You may think you’ve heard the Peter Principle before-something to the effect that, “In a hierarchy, every employee tends to rise to his level of incompetence.”
But the Peter Principle was more than an alarmingly nasty motto. It was an alarmingly nasty book-and a funny one at that, illustrating the efforts of many managers to seem productive when in fact they’re in over their heads.
Published nearly a half-century ago, the book is now a refreshing tonic for all the feel-good, impossibly Pollyannaish management wisdom being passed around.
To a certain degree the inevitable outcome of anyone’s career can be the fulfillment of the Peter Principle. You do well and get promoted until you are in over your head. This applies to national leaders and leadership models as well.
Order versus Disorder and Managed Economies
It is true that primitive economies grow more rapidly if managed from the top. But there comes a time when top down management does not work. Economies that move from top down control to a consumer driven model are able to evolve to a higher level. Japan made the transition around 1970 and South Korea got there around 1990. China is at that point and it remains to be seen if China will be able to make the switch or if the Peter Principle will take effect and further stagnate Chinese economic growth. Philly.com understands this and writes about how the Chinese leadership cannot control things.
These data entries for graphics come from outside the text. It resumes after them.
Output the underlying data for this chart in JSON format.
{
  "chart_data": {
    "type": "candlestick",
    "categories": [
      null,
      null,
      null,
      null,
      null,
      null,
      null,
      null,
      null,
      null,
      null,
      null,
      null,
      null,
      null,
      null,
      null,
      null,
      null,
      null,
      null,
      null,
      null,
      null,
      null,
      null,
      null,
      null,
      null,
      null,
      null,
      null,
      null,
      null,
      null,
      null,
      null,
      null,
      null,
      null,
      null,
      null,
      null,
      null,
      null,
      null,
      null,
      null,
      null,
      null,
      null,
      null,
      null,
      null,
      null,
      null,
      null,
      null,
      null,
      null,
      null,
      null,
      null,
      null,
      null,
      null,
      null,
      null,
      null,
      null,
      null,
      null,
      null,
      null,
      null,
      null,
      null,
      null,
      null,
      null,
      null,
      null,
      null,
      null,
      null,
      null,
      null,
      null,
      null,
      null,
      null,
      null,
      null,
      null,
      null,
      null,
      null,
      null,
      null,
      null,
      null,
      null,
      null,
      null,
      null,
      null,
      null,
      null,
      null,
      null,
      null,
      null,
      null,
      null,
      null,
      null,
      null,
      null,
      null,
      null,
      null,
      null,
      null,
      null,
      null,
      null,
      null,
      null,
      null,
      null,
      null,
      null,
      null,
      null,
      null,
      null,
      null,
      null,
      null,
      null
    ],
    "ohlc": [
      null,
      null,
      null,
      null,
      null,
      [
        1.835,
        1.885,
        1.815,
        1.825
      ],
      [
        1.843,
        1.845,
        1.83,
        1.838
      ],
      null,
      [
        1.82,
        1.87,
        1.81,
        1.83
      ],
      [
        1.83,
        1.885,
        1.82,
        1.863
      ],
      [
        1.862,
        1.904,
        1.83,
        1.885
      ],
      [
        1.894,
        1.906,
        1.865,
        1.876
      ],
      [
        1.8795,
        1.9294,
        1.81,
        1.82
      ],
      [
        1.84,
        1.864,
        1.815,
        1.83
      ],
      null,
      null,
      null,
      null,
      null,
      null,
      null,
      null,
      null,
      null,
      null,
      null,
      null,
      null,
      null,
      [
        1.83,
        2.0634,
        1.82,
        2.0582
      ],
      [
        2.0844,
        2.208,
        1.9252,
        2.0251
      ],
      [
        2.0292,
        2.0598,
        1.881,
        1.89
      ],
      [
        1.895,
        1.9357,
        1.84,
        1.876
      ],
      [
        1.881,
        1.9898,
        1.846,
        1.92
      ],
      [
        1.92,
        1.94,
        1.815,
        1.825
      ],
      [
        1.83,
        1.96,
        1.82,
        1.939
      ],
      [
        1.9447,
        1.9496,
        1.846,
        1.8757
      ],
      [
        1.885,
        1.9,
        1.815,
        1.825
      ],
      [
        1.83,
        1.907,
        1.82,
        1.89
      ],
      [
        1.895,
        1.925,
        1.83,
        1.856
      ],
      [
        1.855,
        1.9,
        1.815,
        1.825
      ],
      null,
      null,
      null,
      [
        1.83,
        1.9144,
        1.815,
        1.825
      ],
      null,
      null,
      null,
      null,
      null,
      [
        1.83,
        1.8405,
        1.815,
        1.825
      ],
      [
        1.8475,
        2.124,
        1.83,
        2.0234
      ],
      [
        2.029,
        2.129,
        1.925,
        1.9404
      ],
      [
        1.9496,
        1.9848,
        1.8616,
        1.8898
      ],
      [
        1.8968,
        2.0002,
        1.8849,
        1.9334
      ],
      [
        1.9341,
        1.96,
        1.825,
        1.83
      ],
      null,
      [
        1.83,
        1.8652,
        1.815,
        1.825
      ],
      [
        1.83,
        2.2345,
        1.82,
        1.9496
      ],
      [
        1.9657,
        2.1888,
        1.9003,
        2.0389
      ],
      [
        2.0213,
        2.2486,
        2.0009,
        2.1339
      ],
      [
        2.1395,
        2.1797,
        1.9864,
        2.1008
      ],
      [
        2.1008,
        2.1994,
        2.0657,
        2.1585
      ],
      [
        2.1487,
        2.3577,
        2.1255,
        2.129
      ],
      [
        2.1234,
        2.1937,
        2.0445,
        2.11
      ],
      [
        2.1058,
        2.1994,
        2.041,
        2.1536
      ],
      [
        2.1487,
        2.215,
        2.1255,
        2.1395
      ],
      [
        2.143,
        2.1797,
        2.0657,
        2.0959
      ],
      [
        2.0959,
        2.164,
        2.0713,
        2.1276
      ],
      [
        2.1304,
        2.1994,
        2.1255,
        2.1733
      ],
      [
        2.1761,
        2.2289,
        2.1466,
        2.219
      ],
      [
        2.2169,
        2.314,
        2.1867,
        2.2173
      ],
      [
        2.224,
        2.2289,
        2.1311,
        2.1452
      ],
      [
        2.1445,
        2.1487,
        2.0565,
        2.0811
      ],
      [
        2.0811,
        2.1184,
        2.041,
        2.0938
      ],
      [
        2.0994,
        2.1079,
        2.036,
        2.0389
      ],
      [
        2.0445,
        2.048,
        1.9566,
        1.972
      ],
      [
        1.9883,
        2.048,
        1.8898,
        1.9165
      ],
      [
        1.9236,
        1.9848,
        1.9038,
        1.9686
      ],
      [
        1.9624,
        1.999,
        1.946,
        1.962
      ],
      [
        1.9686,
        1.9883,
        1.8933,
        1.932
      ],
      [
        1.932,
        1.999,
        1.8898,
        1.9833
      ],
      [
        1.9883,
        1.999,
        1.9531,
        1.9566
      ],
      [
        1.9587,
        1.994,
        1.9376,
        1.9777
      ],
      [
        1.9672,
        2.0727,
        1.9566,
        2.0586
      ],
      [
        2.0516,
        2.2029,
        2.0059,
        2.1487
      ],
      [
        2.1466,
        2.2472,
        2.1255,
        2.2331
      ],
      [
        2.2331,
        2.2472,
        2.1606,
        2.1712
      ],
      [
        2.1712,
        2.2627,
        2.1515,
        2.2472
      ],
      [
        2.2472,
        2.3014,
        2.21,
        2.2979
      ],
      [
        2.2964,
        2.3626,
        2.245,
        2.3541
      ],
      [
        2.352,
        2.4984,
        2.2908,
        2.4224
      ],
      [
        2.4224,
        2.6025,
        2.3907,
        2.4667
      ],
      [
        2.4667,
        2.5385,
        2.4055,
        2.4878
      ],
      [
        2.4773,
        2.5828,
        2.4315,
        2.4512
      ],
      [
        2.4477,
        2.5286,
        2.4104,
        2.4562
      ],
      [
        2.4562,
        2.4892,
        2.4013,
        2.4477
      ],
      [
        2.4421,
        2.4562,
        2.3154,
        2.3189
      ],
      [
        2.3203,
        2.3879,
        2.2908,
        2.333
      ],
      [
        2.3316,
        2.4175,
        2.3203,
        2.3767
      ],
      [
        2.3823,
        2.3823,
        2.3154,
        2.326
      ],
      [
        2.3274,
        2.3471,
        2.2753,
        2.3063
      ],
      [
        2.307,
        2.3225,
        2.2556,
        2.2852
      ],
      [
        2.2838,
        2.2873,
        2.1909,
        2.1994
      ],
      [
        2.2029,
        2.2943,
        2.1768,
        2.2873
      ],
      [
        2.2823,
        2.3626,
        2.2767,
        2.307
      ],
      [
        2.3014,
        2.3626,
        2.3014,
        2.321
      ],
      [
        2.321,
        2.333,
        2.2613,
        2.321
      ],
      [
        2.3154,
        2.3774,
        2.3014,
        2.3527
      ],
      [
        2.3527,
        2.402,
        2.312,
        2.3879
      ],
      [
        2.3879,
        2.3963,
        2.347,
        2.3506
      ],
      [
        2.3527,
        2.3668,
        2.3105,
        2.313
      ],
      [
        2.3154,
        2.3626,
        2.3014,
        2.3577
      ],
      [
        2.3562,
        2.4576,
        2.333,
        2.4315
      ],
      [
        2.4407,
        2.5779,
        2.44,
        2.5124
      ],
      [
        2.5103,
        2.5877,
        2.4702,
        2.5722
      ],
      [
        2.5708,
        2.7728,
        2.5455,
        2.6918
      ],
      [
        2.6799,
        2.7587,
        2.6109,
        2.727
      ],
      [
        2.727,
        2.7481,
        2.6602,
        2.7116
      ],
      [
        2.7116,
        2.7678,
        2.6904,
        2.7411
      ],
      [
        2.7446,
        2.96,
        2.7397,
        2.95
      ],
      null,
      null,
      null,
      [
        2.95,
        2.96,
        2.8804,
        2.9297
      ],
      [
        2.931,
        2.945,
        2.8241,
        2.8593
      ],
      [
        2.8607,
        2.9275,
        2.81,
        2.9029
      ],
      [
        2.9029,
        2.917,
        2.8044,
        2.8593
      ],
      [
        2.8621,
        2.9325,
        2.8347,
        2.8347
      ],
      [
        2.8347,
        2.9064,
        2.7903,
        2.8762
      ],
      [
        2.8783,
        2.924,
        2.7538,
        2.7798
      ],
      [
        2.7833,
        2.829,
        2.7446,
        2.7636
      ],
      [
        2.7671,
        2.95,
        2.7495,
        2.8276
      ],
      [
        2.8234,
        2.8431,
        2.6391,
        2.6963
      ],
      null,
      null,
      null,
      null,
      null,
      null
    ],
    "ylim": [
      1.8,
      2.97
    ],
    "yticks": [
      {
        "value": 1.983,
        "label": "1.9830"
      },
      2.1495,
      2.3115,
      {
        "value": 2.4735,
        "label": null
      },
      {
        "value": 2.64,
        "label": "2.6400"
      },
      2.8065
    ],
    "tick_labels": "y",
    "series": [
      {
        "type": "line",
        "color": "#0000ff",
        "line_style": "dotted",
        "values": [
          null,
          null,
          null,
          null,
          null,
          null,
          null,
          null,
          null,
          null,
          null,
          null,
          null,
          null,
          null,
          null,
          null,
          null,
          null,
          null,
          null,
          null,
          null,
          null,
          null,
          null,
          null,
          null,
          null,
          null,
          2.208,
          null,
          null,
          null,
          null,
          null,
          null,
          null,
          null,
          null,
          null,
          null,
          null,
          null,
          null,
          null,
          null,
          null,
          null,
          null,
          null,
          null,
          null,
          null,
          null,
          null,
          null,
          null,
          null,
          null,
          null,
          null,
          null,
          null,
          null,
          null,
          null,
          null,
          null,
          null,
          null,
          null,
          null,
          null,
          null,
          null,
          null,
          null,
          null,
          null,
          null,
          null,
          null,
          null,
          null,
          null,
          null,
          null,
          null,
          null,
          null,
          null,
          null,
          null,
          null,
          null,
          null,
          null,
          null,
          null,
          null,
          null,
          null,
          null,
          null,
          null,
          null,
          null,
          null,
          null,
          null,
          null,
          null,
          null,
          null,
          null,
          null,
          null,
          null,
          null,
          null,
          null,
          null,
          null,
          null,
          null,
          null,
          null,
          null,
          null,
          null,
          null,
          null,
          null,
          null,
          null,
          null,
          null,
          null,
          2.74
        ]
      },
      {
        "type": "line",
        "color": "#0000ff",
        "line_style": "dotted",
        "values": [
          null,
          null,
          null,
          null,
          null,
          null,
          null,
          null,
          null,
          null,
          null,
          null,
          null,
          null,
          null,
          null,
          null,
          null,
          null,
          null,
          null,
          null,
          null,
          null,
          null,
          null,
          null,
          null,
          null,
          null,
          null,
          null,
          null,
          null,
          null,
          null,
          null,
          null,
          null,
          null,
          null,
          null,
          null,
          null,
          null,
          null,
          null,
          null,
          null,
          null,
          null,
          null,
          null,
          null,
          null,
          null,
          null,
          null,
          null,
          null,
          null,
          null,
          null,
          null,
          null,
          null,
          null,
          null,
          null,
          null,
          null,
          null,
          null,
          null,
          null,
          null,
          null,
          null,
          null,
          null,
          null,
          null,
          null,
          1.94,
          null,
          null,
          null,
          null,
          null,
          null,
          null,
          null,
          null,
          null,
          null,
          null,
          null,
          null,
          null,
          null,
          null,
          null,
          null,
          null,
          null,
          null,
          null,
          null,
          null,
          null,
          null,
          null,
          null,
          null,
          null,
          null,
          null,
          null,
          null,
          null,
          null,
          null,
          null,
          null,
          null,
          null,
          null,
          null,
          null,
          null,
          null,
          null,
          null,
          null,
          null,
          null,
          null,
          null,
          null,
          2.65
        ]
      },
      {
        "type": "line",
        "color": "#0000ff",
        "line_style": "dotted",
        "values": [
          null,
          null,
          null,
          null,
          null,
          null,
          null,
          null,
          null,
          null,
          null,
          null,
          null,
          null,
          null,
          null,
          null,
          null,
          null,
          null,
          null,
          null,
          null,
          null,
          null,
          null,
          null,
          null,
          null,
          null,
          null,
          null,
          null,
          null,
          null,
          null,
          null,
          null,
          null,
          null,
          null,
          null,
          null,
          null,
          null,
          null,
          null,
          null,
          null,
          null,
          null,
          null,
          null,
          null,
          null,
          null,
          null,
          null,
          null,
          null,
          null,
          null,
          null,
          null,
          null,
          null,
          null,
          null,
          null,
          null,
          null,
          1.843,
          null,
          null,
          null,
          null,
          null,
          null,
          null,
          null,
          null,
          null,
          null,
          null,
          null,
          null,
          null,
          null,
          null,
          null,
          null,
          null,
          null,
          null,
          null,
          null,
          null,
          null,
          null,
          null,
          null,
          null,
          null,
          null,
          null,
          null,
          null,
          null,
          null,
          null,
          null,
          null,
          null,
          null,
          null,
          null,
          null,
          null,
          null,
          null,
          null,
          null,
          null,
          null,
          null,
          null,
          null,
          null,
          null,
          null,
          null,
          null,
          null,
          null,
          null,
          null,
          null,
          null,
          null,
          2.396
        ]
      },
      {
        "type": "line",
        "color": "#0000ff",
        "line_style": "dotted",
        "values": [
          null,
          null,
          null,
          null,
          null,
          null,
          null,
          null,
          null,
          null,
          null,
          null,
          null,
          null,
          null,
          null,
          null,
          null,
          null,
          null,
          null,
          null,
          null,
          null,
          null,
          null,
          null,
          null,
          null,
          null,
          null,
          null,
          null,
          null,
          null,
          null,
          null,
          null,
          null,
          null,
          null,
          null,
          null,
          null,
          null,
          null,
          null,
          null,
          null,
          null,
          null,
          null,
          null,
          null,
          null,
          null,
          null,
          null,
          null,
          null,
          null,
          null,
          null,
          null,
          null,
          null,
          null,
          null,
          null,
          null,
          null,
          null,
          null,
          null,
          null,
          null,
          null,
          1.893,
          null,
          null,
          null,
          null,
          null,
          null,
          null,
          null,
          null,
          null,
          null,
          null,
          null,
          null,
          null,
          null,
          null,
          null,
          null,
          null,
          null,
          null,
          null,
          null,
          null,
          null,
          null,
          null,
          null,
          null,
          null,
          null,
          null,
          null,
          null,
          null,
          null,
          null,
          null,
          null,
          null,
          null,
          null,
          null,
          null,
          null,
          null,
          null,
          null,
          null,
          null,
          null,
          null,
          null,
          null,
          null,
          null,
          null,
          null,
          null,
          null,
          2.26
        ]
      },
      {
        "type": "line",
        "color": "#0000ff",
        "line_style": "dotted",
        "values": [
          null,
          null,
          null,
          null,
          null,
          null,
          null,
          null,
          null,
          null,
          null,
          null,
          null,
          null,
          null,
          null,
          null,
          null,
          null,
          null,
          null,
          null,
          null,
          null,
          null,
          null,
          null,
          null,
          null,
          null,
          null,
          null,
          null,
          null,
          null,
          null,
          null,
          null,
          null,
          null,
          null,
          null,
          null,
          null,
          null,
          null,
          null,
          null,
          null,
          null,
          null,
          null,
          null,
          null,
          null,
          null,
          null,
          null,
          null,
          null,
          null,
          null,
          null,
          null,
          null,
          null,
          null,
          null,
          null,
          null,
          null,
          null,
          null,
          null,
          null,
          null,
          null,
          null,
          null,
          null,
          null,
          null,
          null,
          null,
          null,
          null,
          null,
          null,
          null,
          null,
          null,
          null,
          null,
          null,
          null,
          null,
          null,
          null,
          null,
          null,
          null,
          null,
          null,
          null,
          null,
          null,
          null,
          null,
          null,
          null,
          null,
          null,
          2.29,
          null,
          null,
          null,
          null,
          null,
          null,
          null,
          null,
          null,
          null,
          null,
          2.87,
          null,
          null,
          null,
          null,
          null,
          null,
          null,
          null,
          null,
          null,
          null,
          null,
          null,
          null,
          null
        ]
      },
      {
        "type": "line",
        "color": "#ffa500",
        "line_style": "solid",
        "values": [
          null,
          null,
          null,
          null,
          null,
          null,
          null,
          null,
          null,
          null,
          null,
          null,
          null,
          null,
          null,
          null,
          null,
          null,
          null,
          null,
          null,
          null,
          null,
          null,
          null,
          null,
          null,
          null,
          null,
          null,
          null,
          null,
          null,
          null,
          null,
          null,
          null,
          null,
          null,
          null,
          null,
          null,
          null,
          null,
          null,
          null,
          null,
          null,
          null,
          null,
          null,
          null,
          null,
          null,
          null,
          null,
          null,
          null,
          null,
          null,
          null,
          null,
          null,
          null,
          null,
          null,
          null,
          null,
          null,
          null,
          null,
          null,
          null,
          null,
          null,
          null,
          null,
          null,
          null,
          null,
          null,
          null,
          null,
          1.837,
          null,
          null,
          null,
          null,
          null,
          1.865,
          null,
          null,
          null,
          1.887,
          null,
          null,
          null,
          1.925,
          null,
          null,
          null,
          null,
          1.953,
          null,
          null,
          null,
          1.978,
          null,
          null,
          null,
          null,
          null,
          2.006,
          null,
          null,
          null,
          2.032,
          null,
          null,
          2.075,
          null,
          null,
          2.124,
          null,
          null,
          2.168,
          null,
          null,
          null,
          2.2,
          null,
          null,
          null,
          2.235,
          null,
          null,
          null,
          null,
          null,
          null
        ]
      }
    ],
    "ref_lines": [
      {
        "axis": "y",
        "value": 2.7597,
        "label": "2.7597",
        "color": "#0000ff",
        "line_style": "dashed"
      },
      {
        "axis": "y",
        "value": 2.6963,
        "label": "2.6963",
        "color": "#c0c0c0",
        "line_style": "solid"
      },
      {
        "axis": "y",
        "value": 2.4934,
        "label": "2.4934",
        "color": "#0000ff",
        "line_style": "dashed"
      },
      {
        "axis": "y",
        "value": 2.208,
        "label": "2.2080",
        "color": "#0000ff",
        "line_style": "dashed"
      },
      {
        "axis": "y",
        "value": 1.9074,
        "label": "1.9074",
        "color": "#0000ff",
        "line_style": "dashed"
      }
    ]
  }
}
The perceptions about Chinese omniscience were created by years of upbeat economic numbers. More recently, the Chinese data indicated the economy was slowing. But now, people are unsure by how much.
Why the change in attitude toward Chinese data? The belief that the numbers were accurate and not managed has been called into question. Actually, as we all probably recognized for a long time but were unwilling to admit, the figures were always managed, at least to some extent, for political purposes. When reality and image diverged significantly, the truth emerged.
The article goes on to say that crude counter-productive interventions have hurt instead of helped and that government planners are less efficient than the market. This is the Peter Principle in full force. What worked in a more primitive economy will not work if China wishes to move on to the world stage in a bigger role. China leadership is fulfilling the Peter Principle and will take its economy down with it.
Going by What Has Worked Before
Many leaders get to the top by mimicking the success of others. They do what has always worked. Top down “managed capitalism” certainly worked to bring China to the level of being the second largest economy in the world. But, China leadership and the Peter Principle have come to bear. The people in charge in China need to loosen control of their economy and their society. That is not their mindset and it is why these people fulfill the Peter Principle. Investors beware.